The source material is the play Scorched
(2003) by Wajdi Mouawad, a Lebanese-born theater artist who emigrated to Quebec and then Montreal. Brilliantly adapted, his play has become the Oscar-nominated drama Incendies
by writer-director Denis Villeneuve. Both play and movie owe a debt to the Sophoclean tragedy Oedipus Rex
. It's a testament to the effectiveness of Mouawad's story, taking place in a Montreal-like city as well as an unnamed Middle Eastern country resembling Lebanon, that once you're hit with its enormous, logic-stretching revelation you're emotionally prepared to follow these people anywhere.
is no mere riff on a Greek mainstay. It is its own entity, delicate and fierce. Already I've risked making it sound like homework. It's not; it's an enthralling drama of survival. It begins simply, with a meeting of siblings. Grown twins Jeanne and Simon are told by a notary that their late mother's will requires them to deliver two sealed and utterly mysterious envelopes, one to their father (presumed dead but very much alive), the other to a brother they didn't realize existed.
This requires a trip to the homeland of their mother, Nawal.

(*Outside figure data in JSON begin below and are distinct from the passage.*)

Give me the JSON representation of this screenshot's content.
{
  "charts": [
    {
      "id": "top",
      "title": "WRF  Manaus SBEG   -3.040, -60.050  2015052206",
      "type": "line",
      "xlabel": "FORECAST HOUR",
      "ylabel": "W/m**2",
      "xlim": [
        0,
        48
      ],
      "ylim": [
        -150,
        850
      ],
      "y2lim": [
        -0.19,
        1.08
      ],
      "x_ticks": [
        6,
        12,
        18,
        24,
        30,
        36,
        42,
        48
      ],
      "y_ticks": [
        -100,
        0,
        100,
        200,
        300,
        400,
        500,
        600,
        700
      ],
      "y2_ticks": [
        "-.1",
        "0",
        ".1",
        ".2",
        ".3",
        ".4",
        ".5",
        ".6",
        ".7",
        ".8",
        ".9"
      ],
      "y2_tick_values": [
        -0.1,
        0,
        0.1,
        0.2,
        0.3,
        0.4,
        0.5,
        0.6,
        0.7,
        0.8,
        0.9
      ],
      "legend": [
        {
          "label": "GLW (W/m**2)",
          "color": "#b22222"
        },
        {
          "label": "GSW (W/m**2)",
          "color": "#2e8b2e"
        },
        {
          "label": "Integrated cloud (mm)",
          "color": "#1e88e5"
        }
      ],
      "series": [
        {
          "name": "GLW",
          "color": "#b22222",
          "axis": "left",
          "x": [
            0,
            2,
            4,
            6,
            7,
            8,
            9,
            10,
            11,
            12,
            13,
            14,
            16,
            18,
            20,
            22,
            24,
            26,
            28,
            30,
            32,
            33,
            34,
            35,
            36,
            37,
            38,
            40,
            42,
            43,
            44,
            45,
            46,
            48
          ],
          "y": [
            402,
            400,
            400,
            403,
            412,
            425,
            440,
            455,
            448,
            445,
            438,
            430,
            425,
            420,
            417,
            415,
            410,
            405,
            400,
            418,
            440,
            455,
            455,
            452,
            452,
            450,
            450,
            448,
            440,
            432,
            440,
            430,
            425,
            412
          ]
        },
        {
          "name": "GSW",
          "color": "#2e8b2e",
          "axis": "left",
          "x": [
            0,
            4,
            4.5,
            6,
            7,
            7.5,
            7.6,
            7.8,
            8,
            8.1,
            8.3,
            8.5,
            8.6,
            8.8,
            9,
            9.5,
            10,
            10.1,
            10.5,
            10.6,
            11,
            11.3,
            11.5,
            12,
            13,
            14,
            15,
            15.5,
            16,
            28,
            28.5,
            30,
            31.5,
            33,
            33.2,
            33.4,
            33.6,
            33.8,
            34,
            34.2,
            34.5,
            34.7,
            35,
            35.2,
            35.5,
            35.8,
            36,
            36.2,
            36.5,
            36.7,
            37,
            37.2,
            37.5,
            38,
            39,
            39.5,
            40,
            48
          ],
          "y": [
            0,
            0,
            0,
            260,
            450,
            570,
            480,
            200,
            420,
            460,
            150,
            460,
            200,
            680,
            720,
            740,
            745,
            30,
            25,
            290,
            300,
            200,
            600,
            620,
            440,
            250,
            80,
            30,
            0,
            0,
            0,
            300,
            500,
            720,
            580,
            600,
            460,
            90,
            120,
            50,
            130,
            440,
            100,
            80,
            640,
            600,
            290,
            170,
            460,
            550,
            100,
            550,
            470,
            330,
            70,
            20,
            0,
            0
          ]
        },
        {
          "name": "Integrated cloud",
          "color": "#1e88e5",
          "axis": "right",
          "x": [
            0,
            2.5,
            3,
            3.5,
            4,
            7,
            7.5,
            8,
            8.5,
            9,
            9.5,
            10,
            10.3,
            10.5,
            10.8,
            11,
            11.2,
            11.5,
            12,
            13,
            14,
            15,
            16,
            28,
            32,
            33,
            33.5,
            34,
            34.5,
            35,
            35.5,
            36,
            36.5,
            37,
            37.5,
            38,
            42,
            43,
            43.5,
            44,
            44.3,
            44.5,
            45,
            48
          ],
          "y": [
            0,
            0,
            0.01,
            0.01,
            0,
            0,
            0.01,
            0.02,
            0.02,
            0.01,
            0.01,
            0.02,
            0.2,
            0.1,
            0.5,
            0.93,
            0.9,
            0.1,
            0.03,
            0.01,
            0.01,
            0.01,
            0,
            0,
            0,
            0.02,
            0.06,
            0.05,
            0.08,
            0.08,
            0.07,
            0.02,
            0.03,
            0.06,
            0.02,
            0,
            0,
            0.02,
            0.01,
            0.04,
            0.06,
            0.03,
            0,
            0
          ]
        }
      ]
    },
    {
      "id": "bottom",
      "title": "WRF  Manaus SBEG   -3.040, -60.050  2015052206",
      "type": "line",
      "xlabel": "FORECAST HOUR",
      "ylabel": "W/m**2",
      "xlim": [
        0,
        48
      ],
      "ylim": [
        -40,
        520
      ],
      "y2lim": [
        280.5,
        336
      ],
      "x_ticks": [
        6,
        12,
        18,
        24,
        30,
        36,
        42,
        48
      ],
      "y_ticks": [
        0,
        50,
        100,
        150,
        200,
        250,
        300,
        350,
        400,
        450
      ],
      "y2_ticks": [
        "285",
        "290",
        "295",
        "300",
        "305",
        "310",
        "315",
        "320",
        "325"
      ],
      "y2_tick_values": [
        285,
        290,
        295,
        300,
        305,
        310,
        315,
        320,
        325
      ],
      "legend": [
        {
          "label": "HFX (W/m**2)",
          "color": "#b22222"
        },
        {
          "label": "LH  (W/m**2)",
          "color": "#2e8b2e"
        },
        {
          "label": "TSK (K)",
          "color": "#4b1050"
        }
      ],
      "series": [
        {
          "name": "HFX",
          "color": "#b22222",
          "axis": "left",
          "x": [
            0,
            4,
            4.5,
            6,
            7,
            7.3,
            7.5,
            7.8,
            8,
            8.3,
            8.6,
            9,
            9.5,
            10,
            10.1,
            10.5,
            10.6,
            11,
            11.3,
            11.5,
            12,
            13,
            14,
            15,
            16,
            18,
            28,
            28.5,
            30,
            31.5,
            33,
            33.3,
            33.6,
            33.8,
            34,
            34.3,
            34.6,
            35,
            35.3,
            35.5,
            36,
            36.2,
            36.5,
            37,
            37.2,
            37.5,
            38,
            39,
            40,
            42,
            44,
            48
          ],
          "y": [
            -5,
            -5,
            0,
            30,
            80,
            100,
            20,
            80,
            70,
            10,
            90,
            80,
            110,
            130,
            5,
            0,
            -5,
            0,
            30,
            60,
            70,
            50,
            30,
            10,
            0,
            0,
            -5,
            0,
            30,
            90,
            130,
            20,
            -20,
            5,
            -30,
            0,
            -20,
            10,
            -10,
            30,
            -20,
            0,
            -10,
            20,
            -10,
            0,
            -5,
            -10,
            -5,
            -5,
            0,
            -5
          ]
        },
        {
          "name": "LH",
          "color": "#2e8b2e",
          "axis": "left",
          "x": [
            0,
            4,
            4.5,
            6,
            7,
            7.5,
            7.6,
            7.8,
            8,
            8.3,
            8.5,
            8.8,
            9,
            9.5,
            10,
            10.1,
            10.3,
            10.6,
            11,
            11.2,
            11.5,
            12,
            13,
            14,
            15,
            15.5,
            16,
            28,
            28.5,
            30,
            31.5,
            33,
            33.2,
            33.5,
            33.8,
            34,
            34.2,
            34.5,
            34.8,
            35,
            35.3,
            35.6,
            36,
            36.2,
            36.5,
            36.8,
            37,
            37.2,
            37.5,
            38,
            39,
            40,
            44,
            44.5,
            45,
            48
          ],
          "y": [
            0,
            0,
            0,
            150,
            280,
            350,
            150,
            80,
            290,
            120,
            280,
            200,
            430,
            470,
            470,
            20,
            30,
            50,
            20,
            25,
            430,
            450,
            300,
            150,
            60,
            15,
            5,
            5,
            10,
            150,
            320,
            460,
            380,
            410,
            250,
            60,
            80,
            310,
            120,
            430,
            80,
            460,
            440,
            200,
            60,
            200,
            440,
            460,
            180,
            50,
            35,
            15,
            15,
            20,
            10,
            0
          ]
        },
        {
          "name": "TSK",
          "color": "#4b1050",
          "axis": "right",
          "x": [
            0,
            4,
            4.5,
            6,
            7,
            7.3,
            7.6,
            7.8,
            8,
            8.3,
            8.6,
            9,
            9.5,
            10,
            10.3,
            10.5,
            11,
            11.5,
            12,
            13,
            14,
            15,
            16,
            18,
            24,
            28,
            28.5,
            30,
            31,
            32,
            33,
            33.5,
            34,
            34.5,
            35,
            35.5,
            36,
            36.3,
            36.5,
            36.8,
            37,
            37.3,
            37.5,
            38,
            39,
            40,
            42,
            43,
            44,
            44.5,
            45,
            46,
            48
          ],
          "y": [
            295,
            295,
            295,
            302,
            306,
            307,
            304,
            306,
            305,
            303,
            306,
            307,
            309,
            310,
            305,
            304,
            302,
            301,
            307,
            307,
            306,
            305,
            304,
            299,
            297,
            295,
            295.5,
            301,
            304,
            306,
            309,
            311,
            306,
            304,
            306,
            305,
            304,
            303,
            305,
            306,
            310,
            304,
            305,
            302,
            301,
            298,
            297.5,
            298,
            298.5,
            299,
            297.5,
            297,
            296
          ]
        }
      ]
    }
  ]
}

Her early life was never much discussed. Incendies
gradually illustrates the reasons, weaving an intricate web of flashbacks, revealing more and more about Nawal's early pregnancy, her promise to track down her lost son, her involvement in one corner of her country's latest civil war. There is only one way Nawal's children can learn enough to become whole beings: by digging further and further back into the past.
Guiding the performances with an unerring hand, director Villeneuve removes all traces of schematics from Incendies
. Two performances are key. As Jeanne, the haunting Melissa Desormeaux-Poulin is an ideal audience-identification figure; even when the narrative events practically goad the performers into overstatement, she's there, quietly, holding back enough to pull us forward into every scene to which her character pays witness. Nawal is portrayed by Lubna Azabal, who conceals so much behind war-ravaged eyes, she rivets the attention even without saying a word.
As a six-year-old boy, playwright Mouawad witnessed a brutal attack by Christian militiamen on a bus carrying unarmed Palestinians outside Beirut. This was in retaliation for the unprovoked killing of a Christian outside a church. The revenge slaughter ignited a full-scale war. In Incendies
, a variation on this horrific scene becomes a piece of Nawal's puzzle. Every detail in the scene, as arranged and framed by Villeneuve (note the selectively unrealistic use of sound), adds to the impact without cheapening the visceral effect. Human beings do things like this every day, somewhere. Not monsters. Men.
The original play runs three hours, and its English-language version often groans under the weight of its brand of poetic language. The movie, nearly an hour shorter, moves like water and uses only as many words as needed to keep us oriented (some of the past/present jumps risk confusion) and ever-more compelled by Nawal's destiny. The opening shot of Incendies
shows a group of boys getting their heads shaved, presumably by those training them for a life of terrorism. One boy's eyes, fixed on the camera, are not easy to forget. Nothing in this remarkable drama is.
- Michael Phillips, Chicago Tribune, 28 April 2011.